The issue of whether there was a tax avoidance purpose in the title trust on the shares issued with capital increase should be determined individually as at the time of the establishment of the instant company, not at the time of the title trust. However, unlike the Commercial Act, which was amended by Act No. 6488, Jul. 24, 2001 at the time of the title trust as of December 29, 2001 and enforced from the same date, the Commercial Act, unlike the Commercial Act, which was enforced at the time of the establishment of the instant company, did not limit the number of promoters required for the establishment of the instant company, but did not limit the number of promoters required for the establishment of the instant company.

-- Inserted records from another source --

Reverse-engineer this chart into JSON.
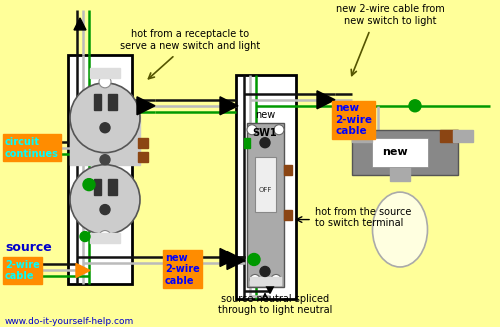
{
  "bg_color": "#FFFF99",
  "orange_color": "#FF8C00",
  "blue_color": "#0000CC",
  "green_wire": "#009900",
  "black_wire": "#111111",
  "white_wire": "#BBBBBB",
  "gray_wire": "#999999",
  "brown_terminal": "#8B4513",
  "outlet_gray": "#AAAAAA",
  "switch_gray": "#999999",
  "light_gray": "#888888",
  "website": "www.do-it-yourself-help.com",
  "text_top": "hot from a receptacle to\nserve a new switch and light",
  "text_top_right": "new 2-wire cable from\nnew switch to light",
  "text_source_neutral": "source neutral spliced\nthrough to light neutral",
  "text_hot_source": "hot from the source\nto switch terminal"
}
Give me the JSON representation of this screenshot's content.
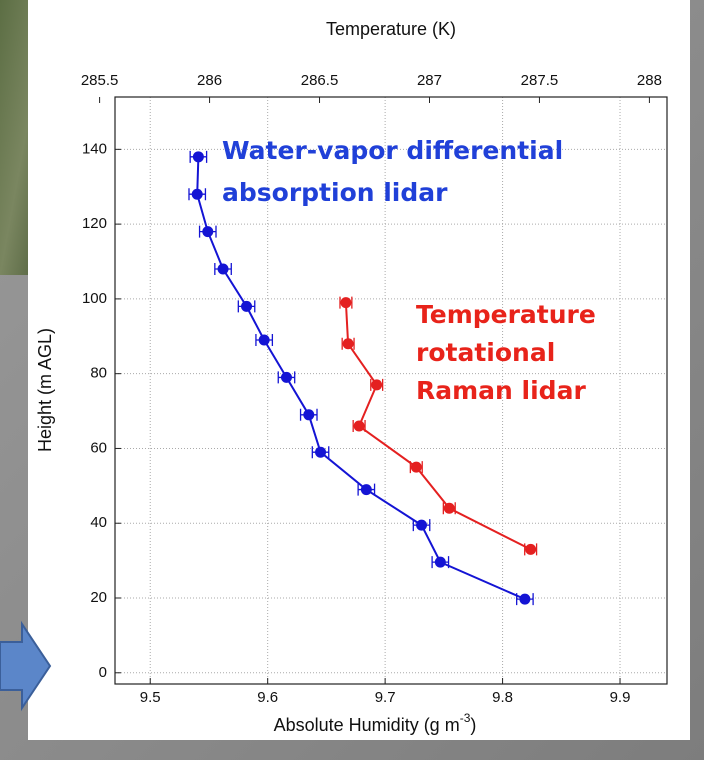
{
  "chart_data": {
    "type": "line",
    "title": "Temperature (K)",
    "ylabel": "Height (m AGL)",
    "xlabel": {
      "text": "Absolute Humidity (g m",
      "superscript": "-3",
      "suffix": ")"
    },
    "xlim": [
      9.47,
      9.94
    ],
    "xticks": [
      9.5,
      9.6,
      9.7,
      9.8,
      9.9
    ],
    "x2lim": [
      285.57,
      288.08
    ],
    "x2ticks": [
      285.5,
      286.0,
      286.5,
      287.0,
      287.5,
      288.0
    ],
    "ylim": [
      -3,
      154
    ],
    "yticks": [
      0,
      20,
      40,
      60,
      80,
      100,
      120,
      140
    ],
    "grid": true,
    "series": [
      {
        "color": "#1414d4",
        "axis": "x",
        "x": [
          9.541,
          9.54,
          9.549,
          9.562,
          9.582,
          9.597,
          9.616,
          9.635,
          9.645,
          9.684,
          9.731,
          9.747,
          9.819
        ],
        "y": [
          138,
          128,
          118,
          108,
          98,
          89,
          79,
          69,
          59,
          49,
          39.5,
          29.6,
          19.7
        ],
        "xerr": [
          0.007,
          0.007,
          0.007,
          0.007,
          0.007,
          0.007,
          0.007,
          0.007,
          0.007,
          0.007,
          0.007,
          0.007,
          0.007
        ]
      },
      {
        "color": "#e42020",
        "axis": "x2",
        "x": [
          286.62,
          286.63,
          286.76,
          286.68,
          286.94,
          287.09,
          287.46
        ],
        "y": [
          99,
          88,
          77,
          66,
          55,
          44,
          33
        ],
        "xerr": [
          0.027,
          0.027,
          0.027,
          0.027,
          0.027,
          0.027,
          0.027
        ]
      }
    ],
    "annotations": [
      {
        "color": "#2040d8",
        "lines": [
          "Water-vapor differential",
          "absorption lidar"
        ]
      },
      {
        "color": "#e8231a",
        "lines": [
          "Temperature",
          "rotational",
          "Raman lidar"
        ]
      }
    ]
  }
}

(3) Where a corporation issues new shares for the purpose of raising funds after its establishment, the existing shareholders have the right to be allocated new shares on the basis of the number of shares held by them (Article 418 of the Commercial Act), unless otherwise stipulated in the articles of incorporation (Article 418 of the Commercial Act). In the event a shareholder voluntarily renounces such new shares without exercising such right, the so-called forfeited shares may occur. With respect to such forfeited shares, the corporation may re-examine the forfeited shares to a third party, other than the relevant forfeited shareholders, through the prescribed procedure in order to achieve
Therefore, in order to resolve the title trust on December 29, 2001, AA should have acquired the Plaintiff’s shares prior to the issuance of new shares, arrange the Plaintiff’s shares by acquiring them, or had the Plaintiff waive the preemptive rights after the issuance of new shares, and have the Plaintiff accept such forfeited shares. As long as the instant company’s allocation of new shares in the process of issuing new shares for capital increase does not seem to have been legally impossible, it is difficult to readily conclude that there exists a clear separate purpose from the purpose of tax avoidance solely on the ground that the instant company simply allocated new shares in accordance with the existing shares ratio.

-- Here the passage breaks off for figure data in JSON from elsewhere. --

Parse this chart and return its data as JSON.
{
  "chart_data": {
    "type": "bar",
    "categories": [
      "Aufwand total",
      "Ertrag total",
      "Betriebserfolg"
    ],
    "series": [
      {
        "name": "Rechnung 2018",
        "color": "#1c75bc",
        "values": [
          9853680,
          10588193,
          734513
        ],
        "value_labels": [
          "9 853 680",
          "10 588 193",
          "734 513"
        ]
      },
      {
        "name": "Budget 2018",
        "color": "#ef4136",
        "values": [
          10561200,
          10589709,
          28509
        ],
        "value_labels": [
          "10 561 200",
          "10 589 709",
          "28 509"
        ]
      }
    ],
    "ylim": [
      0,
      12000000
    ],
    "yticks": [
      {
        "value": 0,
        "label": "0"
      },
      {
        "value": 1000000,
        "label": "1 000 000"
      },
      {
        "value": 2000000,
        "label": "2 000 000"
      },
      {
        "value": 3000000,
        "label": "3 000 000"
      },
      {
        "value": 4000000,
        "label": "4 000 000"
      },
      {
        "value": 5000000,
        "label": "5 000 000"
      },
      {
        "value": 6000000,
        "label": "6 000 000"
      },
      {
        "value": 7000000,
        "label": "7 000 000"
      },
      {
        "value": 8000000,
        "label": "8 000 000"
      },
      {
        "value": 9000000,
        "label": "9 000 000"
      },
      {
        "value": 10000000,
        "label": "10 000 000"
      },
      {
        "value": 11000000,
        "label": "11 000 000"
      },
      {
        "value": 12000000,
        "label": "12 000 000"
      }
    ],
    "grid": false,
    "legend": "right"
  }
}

Based on the Supreme Court Decision 2010Du24104 Decided March 24, 201, the Plaintiff asserts that, on December 29, 2001, the title trust as of March 29, 2001, was the obvious purpose of evading the procedure following the cancellation of the previous title trust and the restoration of the name in the AAA. However, unlike the above Supreme Court Decision, AAA owned 100% of the shares of the instant company and was operating the instant company in its own. Therefore, it does not need considerable time and effort to implement the procedure necessary for acquiring shares or taking the method of acquiring forfeited shares. Furthermore, in the above Supreme Court Decision, the previous title trust was intended to take the number of promoters required under the Commercial Act at the time of the establishment of the company. On the other hand, while the Plaintiff’s acquisition of shares of the instant company as the subscriber even if the minimum number of promoters required under the Commercial Act was met, and thus, the previous decision differs from this case. Therefore, the aforementioned Supreme Court Decision is different from this case.

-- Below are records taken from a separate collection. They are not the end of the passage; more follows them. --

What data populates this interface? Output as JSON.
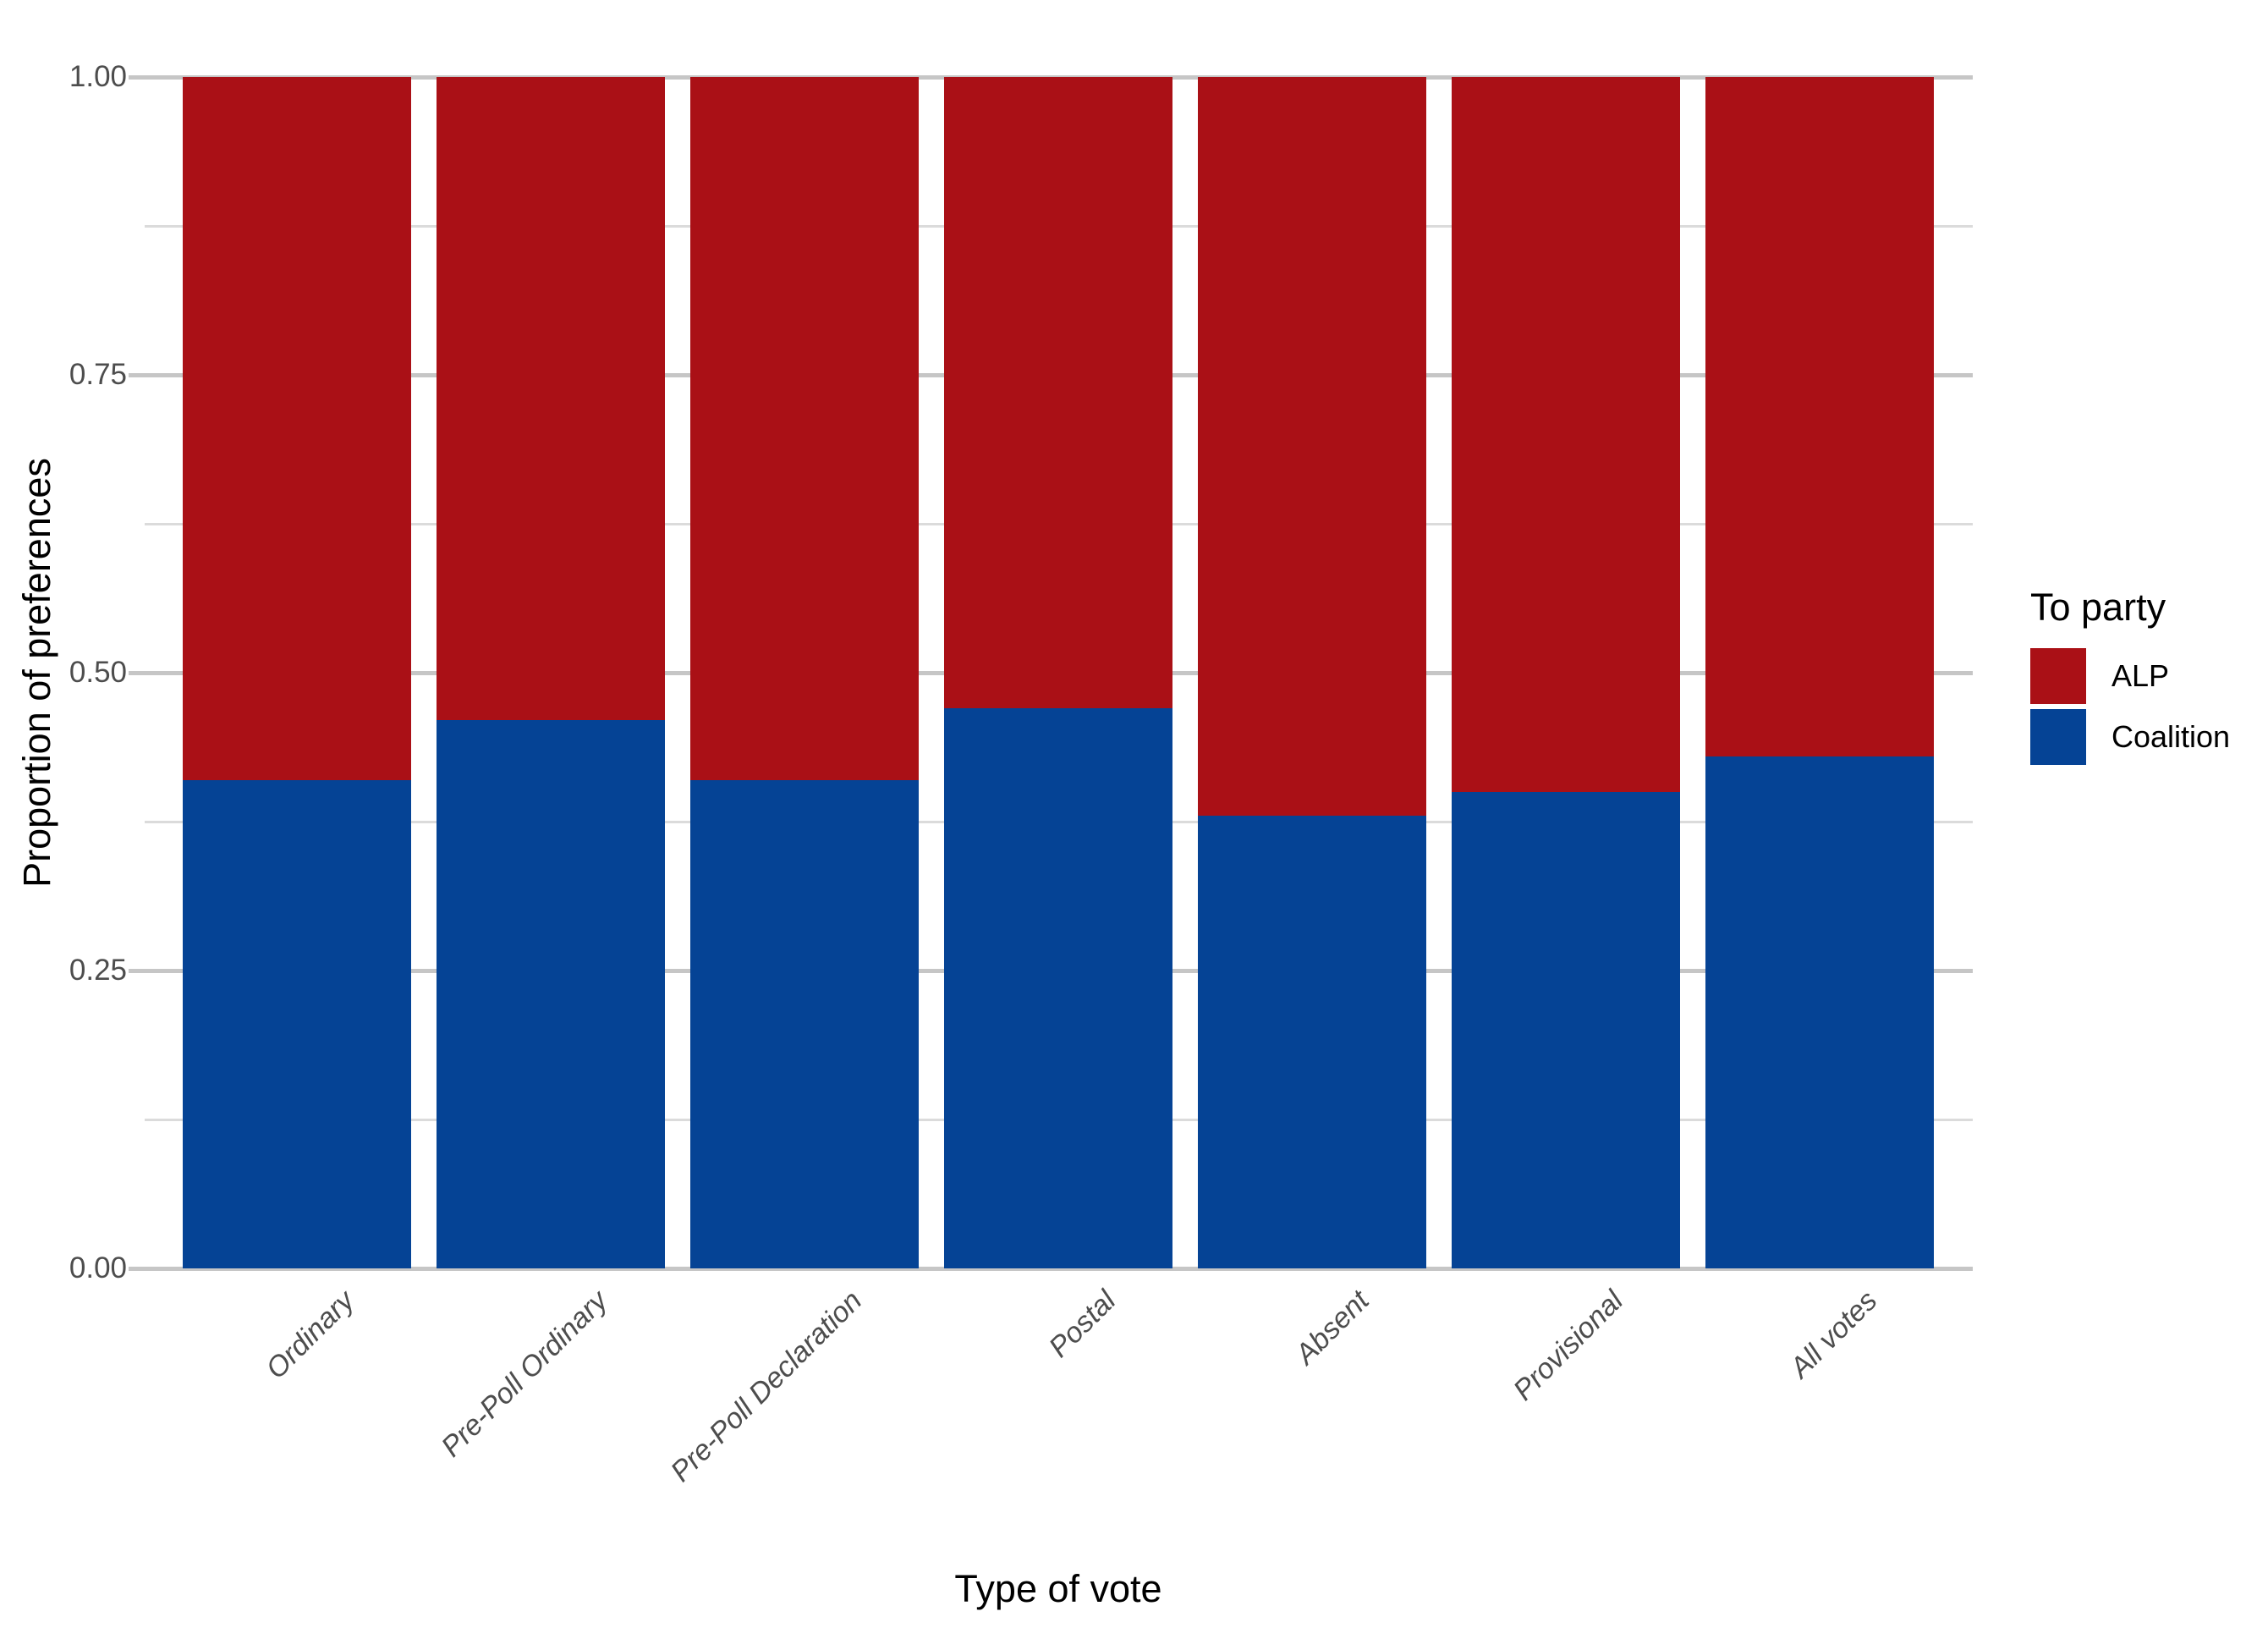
{
  "chart_data": {
    "type": "bar",
    "stacked": true,
    "orientation": "vertical",
    "title": "",
    "xlabel": "Type of vote",
    "ylabel": "Proportion of preferences",
    "legend_title": "To party",
    "legend_position": "right",
    "grid": true,
    "ylim": [
      0.0,
      1.0
    ],
    "categories": [
      "Ordinary",
      "Pre-Poll Ordinary",
      "Pre-Poll Declaration",
      "Postal",
      "Absent",
      "Provisional",
      "All votes"
    ],
    "series": [
      {
        "name": "ALP",
        "color": "#aa1016",
        "position": "top",
        "values": [
          0.59,
          0.54,
          0.59,
          0.53,
          0.62,
          0.6,
          0.57
        ]
      },
      {
        "name": "Coalition",
        "color": "#054395",
        "position": "bottom",
        "values": [
          0.41,
          0.46,
          0.41,
          0.47,
          0.38,
          0.4,
          0.43
        ]
      }
    ],
    "yticks": [
      {
        "value": 0.0,
        "label": "0.00"
      },
      {
        "value": 0.25,
        "label": "0.25"
      },
      {
        "value": 0.5,
        "label": "0.50"
      },
      {
        "value": 0.75,
        "label": "0.75"
      },
      {
        "value": 1.0,
        "label": "1.00"
      }
    ],
    "yticks_minor": [
      0.125,
      0.375,
      0.625,
      0.875
    ]
  }
}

B) In full view of these circumstances, the evidence submitted by the Plaintiff alone cannot be deemed to have had a clear purpose of trusting the Plaintiff’s shares of the instant company to the extent that the title trust did not exist for the purpose of tax avoidance, and there is no evidence to acknowledge otherwise, and therefore, the Plaintiff’s assertion disputing this cannot be justified.
3. Conclusion
Therefore, the judgment of the first instance court is legitimate, and the plaintiff's appeal is dismissed as it is without merit. It is so decided as per Disposition.